Oprysk pola powoda wymagał pięciokrotnego napełnienia zbiornika.

Maszyna od 2008r. należała do R. S. (1), wchodziła w skład jego gospodarstwa. Była nowa, podlegała okresowym przeglądom - ostatni wykonano w 2015r. Pierwszy przegląd należało wykonać po 3 latach od zakupu, a kolejne co roku.

T. W. - pracownik myjący opryskiwacz i dokonujący oprysku był zatrudniony przez spółkę (...). Wykonując oprysk nie wiedział, ze pracuje na gruntach należących do spółki (...). Jego pracę nadzorował P. P. (2) również zatrudniony na umowę o pracę w spółce (...). P. P. (2) pomimo, iż pobierał jedno wynagrodzenie wypłacane przez pracodawcę spółkę (...) nadzorował także grunty należące do R. S. (1) oraz powodowej spółki (...).

dowód: informacja – k. 42, umowa sprzedaży z 26.08.2008r. – k. 88-81, protokół wydania – k. 90,

zeznania świadków: P. P. (2), T. W. i za powoda – R. S. (1) – zapis e-protokołu rozprawy z 18.02.2016r.

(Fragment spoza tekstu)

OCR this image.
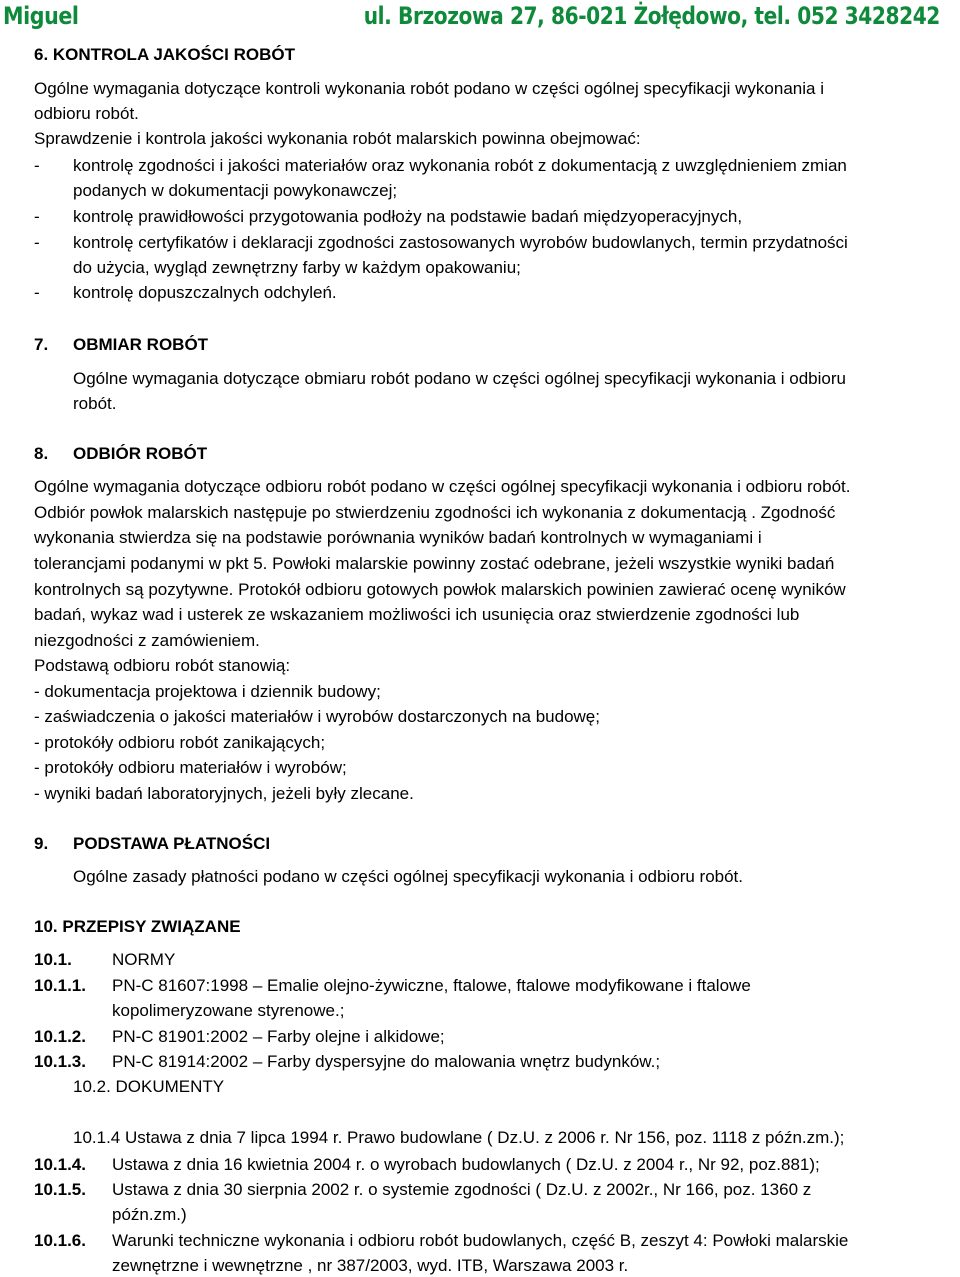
Miguel	ul. Brzozowa 27, 86-021 Żołędowo, tel. 052 3428242
6. KONTROLA JAKOŚCI ROBÓT
Ogólne wymagania dotyczące kontroli wykonania robót podano w części ogólnej specyfikacji wykonania i
odbioru robót.
Sprawdzenie i kontrola jakości wykonania robót malarskich powinna obejmować:
- kontrolę zgodności i jakości materiałów oraz wykonania robót z dokumentacją z uwzględnieniem zmian
podanych w dokumentacji powykonawczej;
- kontrolę prawidłowości przygotowania podłoży na podstawie badań międzyoperacyjnych,
- kontrolę certyfikatów i deklaracji zgodności zastosowanych wyrobów budowlanych, termin przydatności
do użycia, wygląd zewnętrzny farby w każdym opakowaniu;
- kontrolę dopuszczalnych odchyleń.
7. OBMIAR ROBÓT
Ogólne wymagania dotyczące obmiaru robót podano w części ogólnej specyfikacji wykonania i odbioru
robót.
8. ODBIÓR ROBÓT
Ogólne wymagania dotyczące odbioru robót podano w części ogólnej specyfikacji wykonania i odbioru robót.
Odbiór powłok malarskich następuje po stwierdzeniu zgodności ich wykonania z dokumentacją . Zgodność
wykonania stwierdza się na podstawie porównania wyników badań kontrolnych w wymaganiami i
tolerancjami podanymi w pkt 5. Powłoki malarskie powinny zostać odebrane, jeżeli wszystkie wyniki badań
kontrolnych są pozytywne. Protokół odbioru gotowych powłok malarskich powinien zawierać ocenę wyników
badań, wykaz wad i usterek ze wskazaniem możliwości ich usunięcia oraz stwierdzenie zgodności lub
niezgodności z zamówieniem.
Podstawą odbioru robót stanowią:
- dokumentacja projektowa i dziennik budowy;
- zaświadczenia o jakości materiałów i wyrobów dostarczonych na budowę;
- protokóły odbioru robót zanikających;
- protokóły odbioru materiałów i wyrobów;
- wyniki badań laboratoryjnych, jeżeli były zlecane.
9. PODSTAWA PŁATNOŚCI
Ogólne zasady płatności podano w części ogólnej specyfikacji wykonania i odbioru robót.
10. PRZEPISY ZWIĄZANE
10.1. NORMY
10.1.1. PN-C 81607:1998 – Emalie olejno-żywiczne, ftalowe, ftalowe modyfikowane i ftalowe
kopolimeryzowane styrenowe.;
10.1.2. PN-C 81901:2002 – Farby olejne i alkidowe;
10.1.3. PN-C 81914:2002 – Farby dyspersyjne do malowania wnętrz budynków.;
10.2. DOKUMENTY
10.1.4 Ustawa z dnia 7 lipca 1994 r. Prawo budowlane ( Dz.U. z 2006 r. Nr 156, poz. 1118 z późn.zm.);
10.1.4. Ustawa z dnia 16 kwietnia 2004 r. o wyrobach budowlanych ( Dz.U. z 2004 r., Nr 92, poz.881);
10.1.5. Ustawa z dnia 30 sierpnia 2002 r. o systemie zgodności ( Dz.U. z 2002r., Nr 166, poz. 1360 z
późn.zm.)
10.1.6. Warunki techniczne wykonania i odbioru robót budowlanych, część B, zeszyt 4: Powłoki malarskie
zewnętrzne i wewnętrzne , nr 387/2003, wyd. ITB, Warszawa 2003 r.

Sprawami księgowymi spółek i gospodarstwa zajmowały się dwie księgowe zatrudnione przez jeden z tych podmiotów. Zgodnie z przyjętą zasadą księgowe szykowały wszystkie faktury do podpisu na koniec tygodnia, a R. S. (1) podpisywał je wszystkie razem. Przelewami należności określonych w fakturach zajmowała się żona powoda.

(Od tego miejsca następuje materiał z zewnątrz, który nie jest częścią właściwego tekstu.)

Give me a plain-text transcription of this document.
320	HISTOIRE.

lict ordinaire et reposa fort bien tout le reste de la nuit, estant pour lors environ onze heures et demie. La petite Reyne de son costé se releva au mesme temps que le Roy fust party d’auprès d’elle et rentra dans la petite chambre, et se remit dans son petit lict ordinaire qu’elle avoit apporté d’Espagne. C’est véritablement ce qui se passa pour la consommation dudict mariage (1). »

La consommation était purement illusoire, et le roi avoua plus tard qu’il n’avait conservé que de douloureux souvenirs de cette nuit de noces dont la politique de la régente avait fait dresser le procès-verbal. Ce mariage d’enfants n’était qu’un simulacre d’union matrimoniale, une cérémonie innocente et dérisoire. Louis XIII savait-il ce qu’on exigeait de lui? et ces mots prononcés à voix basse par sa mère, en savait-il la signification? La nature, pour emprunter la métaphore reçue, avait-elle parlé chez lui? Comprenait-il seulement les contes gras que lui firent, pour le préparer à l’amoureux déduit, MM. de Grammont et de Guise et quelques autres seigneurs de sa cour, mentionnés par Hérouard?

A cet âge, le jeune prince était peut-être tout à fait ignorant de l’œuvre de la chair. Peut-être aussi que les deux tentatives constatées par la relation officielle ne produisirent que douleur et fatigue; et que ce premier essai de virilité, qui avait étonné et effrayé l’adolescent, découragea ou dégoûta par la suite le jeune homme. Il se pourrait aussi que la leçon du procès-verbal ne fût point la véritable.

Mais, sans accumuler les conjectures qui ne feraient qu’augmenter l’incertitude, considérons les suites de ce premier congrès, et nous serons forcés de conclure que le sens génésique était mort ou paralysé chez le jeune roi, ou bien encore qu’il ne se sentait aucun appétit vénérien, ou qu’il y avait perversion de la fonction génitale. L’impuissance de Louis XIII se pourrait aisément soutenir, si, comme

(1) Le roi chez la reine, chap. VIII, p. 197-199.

W dniu 30.05.2015r. R. S. (1) wystawił i podpisał fakturę VAT za usługę oprysku 140ha wykonaną w dniach 11-16.05.2015r., na łączną kwotę 7 560zł.

W dniu 2.06.2015r. skorygował wystawioną fakturę oceniając koszt wykonanej usługi na 0zł. W tytułach faktur zamieszczono dane sprzedawcy Gospodarstwo Rolne (...), przy czym podano numer NIP 968-041- (...) – ten sam numer, który figurował w zarejestrowanej indywidualnej działalności R. S. (1) pod szyldem (...) Usługi Rolnicze, przy czym podana siedziba zarejestrowanej działalności to ulica (...), a siedziba gospodarstwarRolnego na które wystawiono fakturę to również ulica (...).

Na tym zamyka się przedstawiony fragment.